La rareté des réponses positives aux sollicitations opérées par les militants conduit parfois ces derniers à développer une vision désenchantée des adhérents, qui transparaît dans les propos qu’ils tiennent.

On peut prendre l’exemple de la réaction de Patricia, dans le cadre d’une réunion de BS, alors qu’une nouvelle sollicitation des adhérents est envisagée afin de trouver des adhérents volontaires pour s’occuper du secteur Poste et prendre ainsi la relève des militants qui l’avaient en charge jusque là et qui se sont retirés. Elle dit : « les gens s’en foutent. Ils reçoivent leur courrier, ils sont contents, et des fois il payent » (BS n°35). Toujours dans le cadre d’une réunion de BS, les militants reviennent sur une opération de sollicitation des adhérents, par courrier et par téléphone, visant à trouver des volontaires pour siéger dans les CLCN organisées sur des questions de restructurations de services à France Télécom (BS n°28). L’opération, menée par Urbain et Anne, s’est révélée peu fructueuse et, sur certains sites, aucun adhérent volontaire n’a pu être trouvé. Les militants tiennent alors des propos désabusés sur les adhérents, dénonçant les « faux motifs » qu’ils avancent pour justifier leur refus (par exemple le fait qu’ils sont favorables au boycott de ces réunions dans lesquelles ne se produit qu’une concertation de façade est avancé par certains). Pour les militants, cette justification masque leur manque d’envie de prendre en charge ce travail syndical et constitue « un moyen de se défausser ». Anne dénonce un manque de « responsabilisation » des adhérents. Urbain dira au cours de l’échange, sur un ton qui manifeste son amertume : « s’ils ne veulent pas y aller, on ne va pas y aller pour eux ». Les adhérents sont dénoncés pour leur individualisme, voire leur égoïsme, leur mauvaise foi. Ils sont mis en cause pour leur incapacité à « prendre leurs responsabilités », pour leurs attitudes qualifiées de « consuméristes », ne correspondant pas à la « vision du syndicalisme » développée par Sud, mais plutôt à « ce qu’offrent les autres syndicats » (Jacques, observation informelle, local syndical).

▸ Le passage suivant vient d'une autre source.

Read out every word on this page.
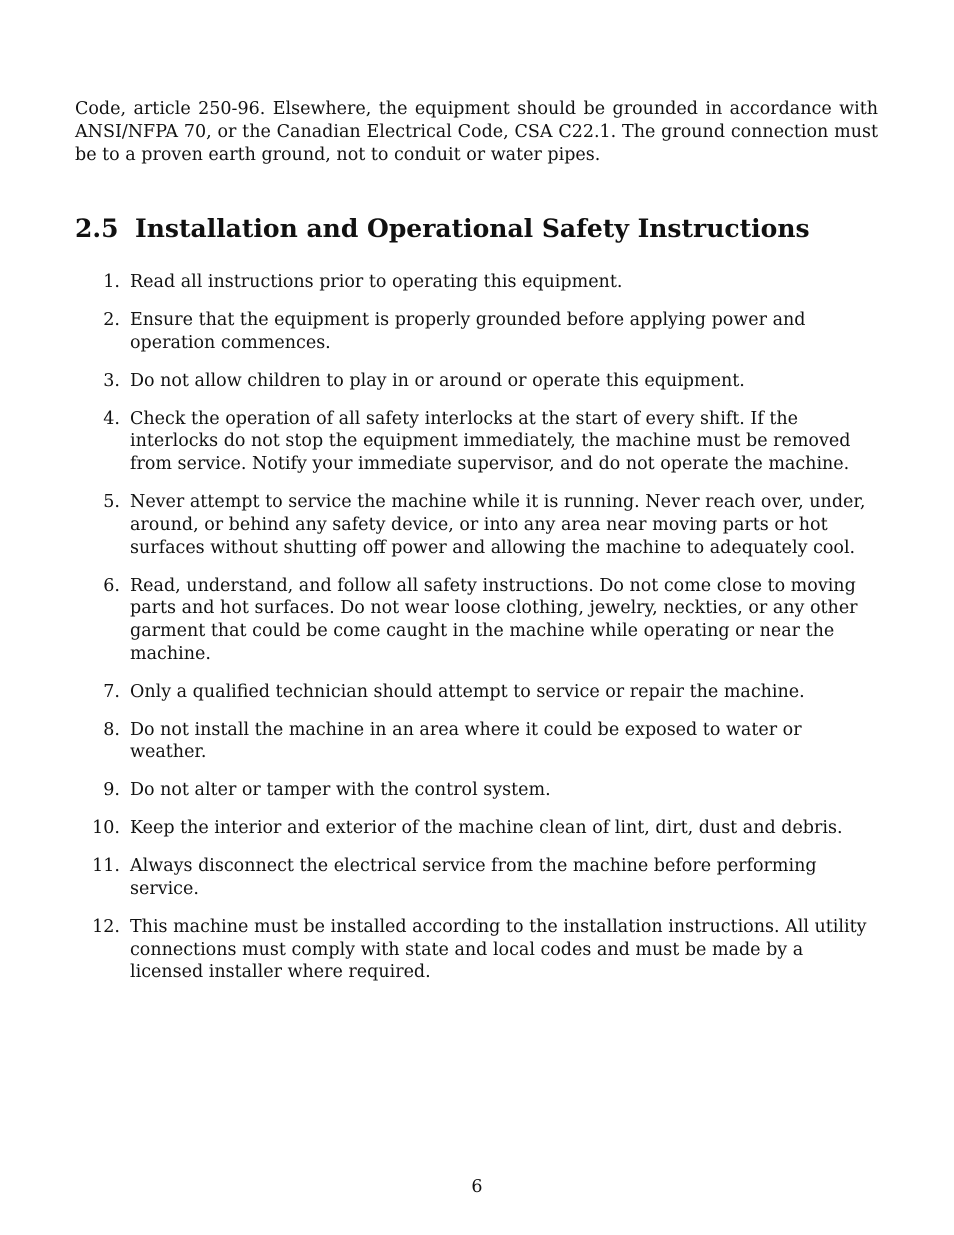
Code, article 250-96. Elsewhere, the equipment should be grounded in accordance with ANSI/NFPA 70, or the Canadian Electrical Code, CSA C22.1. The ground connection must be to a proven earth ground, not to conduit or water pipes.

2.5 Installation and Operational Safety Instructions
1. Read all instructions prior to operating this equipment.
2. Ensure that the equipment is properly grounded before applying power and operation commences.
3. Do not allow children to play in or around or operate this equipment.
4. Check the operation of all safety interlocks at the start of every shift. If the interlocks do not stop the equipment immediately, the machine must be removed from service. Notify your immediate supervisor, and do not operate the machine.
5. Never attempt to service the machine while it is running. Never reach over, under, around, or behind any safety device, or into any area near moving parts or hot surfaces without shutting off power and allowing the machine to adequately cool.
6. Read, understand, and follow all safety instructions. Do not come close to moving parts and hot surfaces. Do not wear loose clothing, jewelry, neckties, or any other garment that could be come caught in the machine while operating or near the machine.
7. Only a qualified technician should attempt to service or repair the machine.
8. Do not install the machine in an area where it could be exposed to water or weather.
9. Do not alter or tamper with the control system.
10. Keep the interior and exterior of the machine clean of lint, dirt, dust and debris.
11. Always disconnect the electrical service from the machine before performing service.
12. This machine must be installed according to the installation instructions. All utility connections must comply with state and local codes and must be made by a licensed installer where required.
6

Le désenchantement est produit par le décalage constaté entre les comportements de passivité et de délégation de la grande majorité des adhérents et les attentes impliquées par le modèle de démocratie porté par Sud-PTT, reposant sur une implication minimale et diversifiée du plus grand nombre. Il est aussi produit par le décalage constaté entre les comportements des adhérents et les comportements prescrits dans une logique de performance organisationnelle : il faut développer les forces militantes pour faire face aux tâches qui pèsent sur le syndicat et assurer ainsi une efficacité syndicale minimale. Sur ce point, l’exigence d’efficacité organisationnelle et l’exigence de démocratie se renforcent mutuellement.